I don't really understand what you mean by happiness. I'm sorry if I sound cocky, but I'm not. In one of Chekhov's letters to his wife, he said, "Please have children, please have our children. In one of Nietzsche's essays, he wrote about a woman who wants to have a child. I want to have a child. Happiness is not important to me. I want money, but only if I have enough money to raise a child.
 The Master laughed in a funny way.
The Master laughed in a funny way and said, "You are a rare person. You are a rare person who can say exactly what you want to anyone. With a person like you, I may get a new inspiration for my work.

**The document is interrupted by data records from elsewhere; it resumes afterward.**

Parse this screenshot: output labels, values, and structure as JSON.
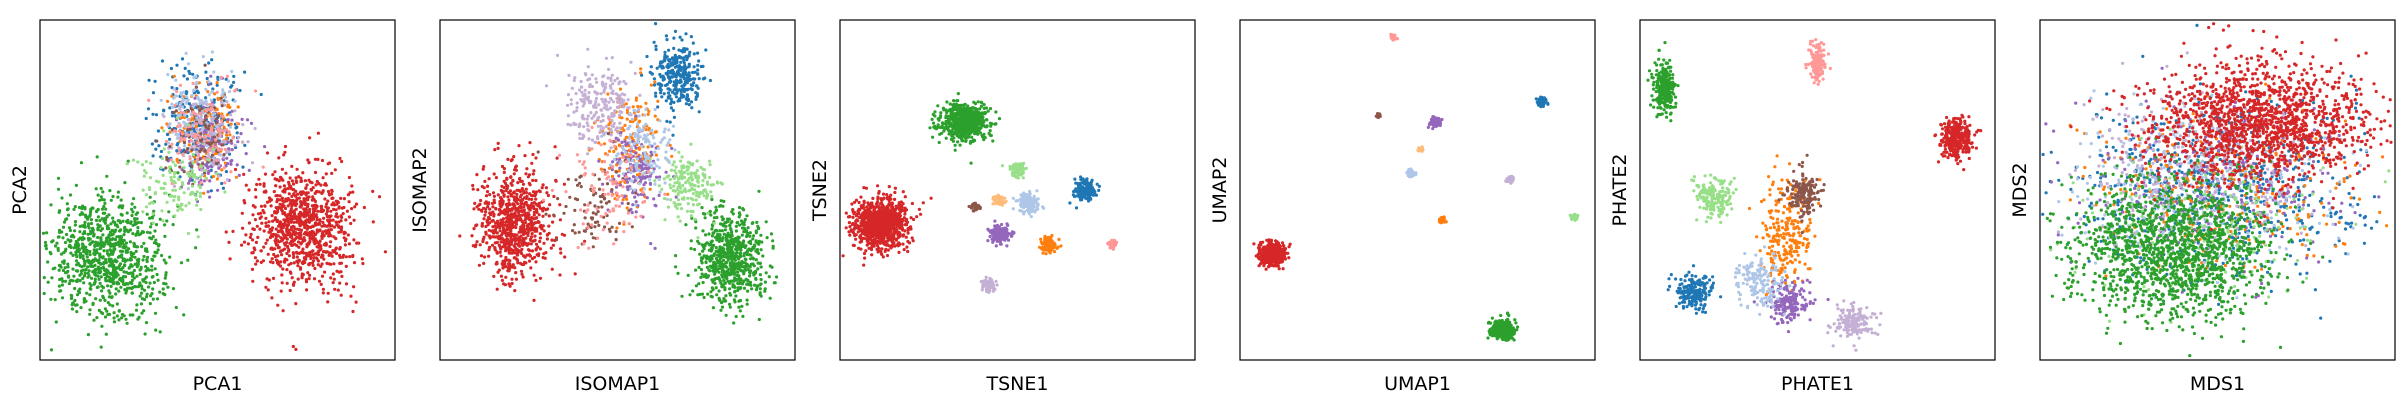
{
  "panels": [
    {
      "xlabel": "PCA1",
      "ylabel": "PCA2",
      "chart_data": {
        "type": "scatter",
        "xlim": [
          0,
          100
        ],
        "ylim": [
          0,
          100
        ],
        "clusters": [
          {
            "color": "#2ca02c",
            "cx": 19,
            "cy": 30,
            "sx": 8,
            "sy": 9,
            "n": 900
          },
          {
            "color": "#d62728",
            "cx": 74,
            "cy": 40,
            "sx": 7,
            "sy": 9,
            "n": 900
          },
          {
            "color": "#1f77b4",
            "cx": 44,
            "cy": 70,
            "sx": 5.5,
            "sy": 8,
            "n": 260
          },
          {
            "color": "#ff7f0e",
            "cx": 47,
            "cy": 67,
            "sx": 5,
            "sy": 7,
            "n": 140
          },
          {
            "color": "#9467bd",
            "cx": 48,
            "cy": 63,
            "sx": 5,
            "sy": 7,
            "n": 140
          },
          {
            "color": "#aec7e8",
            "cx": 45,
            "cy": 72,
            "sx": 5,
            "sy": 7,
            "n": 140
          },
          {
            "color": "#c5b0d5",
            "cx": 46,
            "cy": 66,
            "sx": 5,
            "sy": 6,
            "n": 120
          },
          {
            "color": "#8c564b",
            "cx": 45,
            "cy": 64,
            "sx": 5,
            "sy": 6,
            "n": 90
          },
          {
            "color": "#ff9896",
            "cx": 46,
            "cy": 68,
            "sx": 5,
            "sy": 6,
            "n": 90
          },
          {
            "color": "#98df8a",
            "cx": 38,
            "cy": 52,
            "sx": 5,
            "sy": 6,
            "n": 120
          }
        ]
      }
    },
    {
      "xlabel": "ISOMAP1",
      "ylabel": "ISOMAP2",
      "chart_data": {
        "type": "scatter",
        "xlim": [
          0,
          100
        ],
        "ylim": [
          0,
          100
        ],
        "clusters": [
          {
            "color": "#d62728",
            "cx": 21,
            "cy": 40,
            "sx": 5,
            "sy": 8,
            "n": 750
          },
          {
            "color": "#2ca02c",
            "cx": 82,
            "cy": 30,
            "sx": 5,
            "sy": 7,
            "n": 650
          },
          {
            "color": "#1f77b4",
            "cx": 67,
            "cy": 84,
            "sx": 3.5,
            "sy": 5,
            "n": 300
          },
          {
            "color": "#ff7f0e",
            "cx": 53,
            "cy": 63,
            "sx": 4,
            "sy": 8,
            "n": 180
          },
          {
            "color": "#c5b0d5",
            "cx": 45,
            "cy": 75,
            "sx": 5,
            "sy": 6,
            "n": 220
          },
          {
            "color": "#9467bd",
            "cx": 55,
            "cy": 55,
            "sx": 4,
            "sy": 6,
            "n": 150
          },
          {
            "color": "#98df8a",
            "cx": 70,
            "cy": 52,
            "sx": 4,
            "sy": 5,
            "n": 180
          },
          {
            "color": "#aec7e8",
            "cx": 57,
            "cy": 62,
            "sx": 4,
            "sy": 6,
            "n": 130
          },
          {
            "color": "#8c564b",
            "cx": 43,
            "cy": 45,
            "sx": 5,
            "sy": 6,
            "n": 90
          },
          {
            "color": "#ff9896",
            "cx": 47,
            "cy": 50,
            "sx": 6,
            "sy": 8,
            "n": 90
          }
        ]
      }
    },
    {
      "xlabel": "TSNE1",
      "ylabel": "TSNE2",
      "chart_data": {
        "type": "scatter",
        "xlim": [
          0,
          100
        ],
        "ylim": [
          0,
          100
        ],
        "clusters": [
          {
            "color": "#d62728",
            "cx": 11,
            "cy": 40,
            "sx": 3.8,
            "sy": 3.6,
            "n": 950
          },
          {
            "color": "#2ca02c",
            "cx": 35,
            "cy": 70,
            "sx": 3.2,
            "sy": 2.7,
            "n": 600
          },
          {
            "color": "#1f77b4",
            "cx": 69,
            "cy": 50,
            "sx": 1.5,
            "sy": 1.5,
            "n": 160
          },
          {
            "color": "#9467bd",
            "cx": 45,
            "cy": 37,
            "sx": 1.5,
            "sy": 1.2,
            "n": 160
          },
          {
            "color": "#aec7e8",
            "cx": 53,
            "cy": 46,
            "sx": 1.5,
            "sy": 1.4,
            "n": 140
          },
          {
            "color": "#ff7f0e",
            "cx": 59,
            "cy": 34,
            "sx": 1.2,
            "sy": 1.1,
            "n": 110
          },
          {
            "color": "#98df8a",
            "cx": 50,
            "cy": 56,
            "sx": 1.0,
            "sy": 1.0,
            "n": 90
          },
          {
            "color": "#c5b0d5",
            "cx": 42,
            "cy": 22,
            "sx": 1.0,
            "sy": 0.9,
            "n": 80
          },
          {
            "color": "#ffbb78",
            "cx": 45,
            "cy": 47,
            "sx": 0.8,
            "sy": 0.8,
            "n": 60
          },
          {
            "color": "#8c564b",
            "cx": 38,
            "cy": 45,
            "sx": 0.6,
            "sy": 0.6,
            "n": 40
          },
          {
            "color": "#ff9896",
            "cx": 77,
            "cy": 34,
            "sx": 0.6,
            "sy": 0.5,
            "n": 40
          }
        ]
      }
    },
    {
      "xlabel": "UMAP1",
      "ylabel": "UMAP2",
      "chart_data": {
        "type": "scatter",
        "xlim": [
          0,
          100
        ],
        "ylim": [
          0,
          100
        ],
        "clusters": [
          {
            "color": "#d62728",
            "cx": 9,
            "cy": 31,
            "sx": 1.8,
            "sy": 1.6,
            "n": 500
          },
          {
            "color": "#2ca02c",
            "cx": 74,
            "cy": 9,
            "sx": 1.6,
            "sy": 1.4,
            "n": 350
          },
          {
            "color": "#1f77b4",
            "cx": 85,
            "cy": 76,
            "sx": 0.7,
            "sy": 0.6,
            "n": 80
          },
          {
            "color": "#9467bd",
            "cx": 55,
            "cy": 70,
            "sx": 0.8,
            "sy": 0.7,
            "n": 80
          },
          {
            "color": "#aec7e8",
            "cx": 48,
            "cy": 55,
            "sx": 0.6,
            "sy": 0.5,
            "n": 50
          },
          {
            "color": "#ff7f0e",
            "cx": 57,
            "cy": 41,
            "sx": 0.5,
            "sy": 0.5,
            "n": 40
          },
          {
            "color": "#98df8a",
            "cx": 94,
            "cy": 42,
            "sx": 0.6,
            "sy": 0.4,
            "n": 40
          },
          {
            "color": "#c5b0d5",
            "cx": 76,
            "cy": 53,
            "sx": 0.5,
            "sy": 0.5,
            "n": 35
          },
          {
            "color": "#ff9896",
            "cx": 43,
            "cy": 95,
            "sx": 0.5,
            "sy": 0.4,
            "n": 25
          },
          {
            "color": "#8c564b",
            "cx": 39,
            "cy": 72,
            "sx": 0.4,
            "sy": 0.3,
            "n": 20
          },
          {
            "color": "#ffbb78",
            "cx": 51,
            "cy": 62,
            "sx": 0.4,
            "sy": 0.4,
            "n": 20
          }
        ]
      }
    },
    {
      "xlabel": "PHATE1",
      "ylabel": "PHATE2",
      "chart_data": {
        "type": "scatter",
        "xlim": [
          0,
          100
        ],
        "ylim": [
          0,
          100
        ],
        "clusters": [
          {
            "color": "#2ca02c",
            "cx": 7,
            "cy": 80,
            "sx": 1.5,
            "sy": 3.5,
            "n": 280
          },
          {
            "color": "#d62728",
            "cx": 89,
            "cy": 65,
            "sx": 2.2,
            "sy": 2.8,
            "n": 300
          },
          {
            "color": "#ff9896",
            "cx": 50,
            "cy": 88,
            "sx": 1.2,
            "sy": 3,
            "n": 150
          },
          {
            "color": "#1f77b4",
            "cx": 15,
            "cy": 20,
            "sx": 2.5,
            "sy": 2.5,
            "n": 200
          },
          {
            "color": "#ff7f0e",
            "cx": 41,
            "cy": 37,
            "sx": 3.5,
            "sy": 8,
            "n": 250
          },
          {
            "color": "#98df8a",
            "cx": 21,
            "cy": 48,
            "sx": 2.5,
            "sy": 3,
            "n": 180
          },
          {
            "color": "#8c564b",
            "cx": 46,
            "cy": 49,
            "sx": 2.5,
            "sy": 3,
            "n": 160
          },
          {
            "color": "#9467bd",
            "cx": 42,
            "cy": 17,
            "sx": 3.5,
            "sy": 3,
            "n": 180
          },
          {
            "color": "#aec7e8",
            "cx": 34,
            "cy": 23,
            "sx": 3,
            "sy": 4,
            "n": 160
          },
          {
            "color": "#c5b0d5",
            "cx": 60,
            "cy": 11,
            "sx": 3,
            "sy": 2.5,
            "n": 150
          }
        ]
      }
    },
    {
      "xlabel": "MDS1",
      "ylabel": "MDS2",
      "chart_data": {
        "type": "scatter",
        "xlim": [
          0,
          100
        ],
        "ylim": [
          0,
          100
        ],
        "clusters": [
          {
            "color": "#1f77b4",
            "cx": 50,
            "cy": 50,
            "sx": 20,
            "sy": 12,
            "n": 700
          },
          {
            "color": "#ff7f0e",
            "cx": 52,
            "cy": 50,
            "sx": 20,
            "sy": 12,
            "n": 300
          },
          {
            "color": "#9467bd",
            "cx": 50,
            "cy": 52,
            "sx": 20,
            "sy": 12,
            "n": 300
          },
          {
            "color": "#aec7e8",
            "cx": 45,
            "cy": 52,
            "sx": 20,
            "sy": 12,
            "n": 300
          },
          {
            "color": "#c5b0d5",
            "cx": 40,
            "cy": 55,
            "sx": 18,
            "sy": 12,
            "n": 300
          },
          {
            "color": "#98df8a",
            "cx": 45,
            "cy": 40,
            "sx": 18,
            "sy": 10,
            "n": 200
          },
          {
            "color": "#2ca02c",
            "cx": 38,
            "cy": 32,
            "sx": 14,
            "sy": 10,
            "n": 1500
          },
          {
            "color": "#d62728",
            "cx": 62,
            "cy": 70,
            "sx": 16,
            "sy": 9,
            "n": 1500
          }
        ]
      }
    }
  ]
}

 He said, sounding a little uncomfortable for such a gentleman. I thought that if I could really rejuvenate the work of such a great artist, it would be a worthwhile thing to do, but I couldn't help but think of myself in the arms of this master.
"Is it okay if I don't have the heart of love?
 I asked with a little smile.
The Master replied seriously, "That's fine for women. It's okay for women to be vague.
 The master said seriously, "That's fine for women.
But for a woman like me, I can't think about marriage without a heart of love. I'm already an adult. Next year, I will be thirty.
 I felt as if I wanted to cover my mouth when I said that.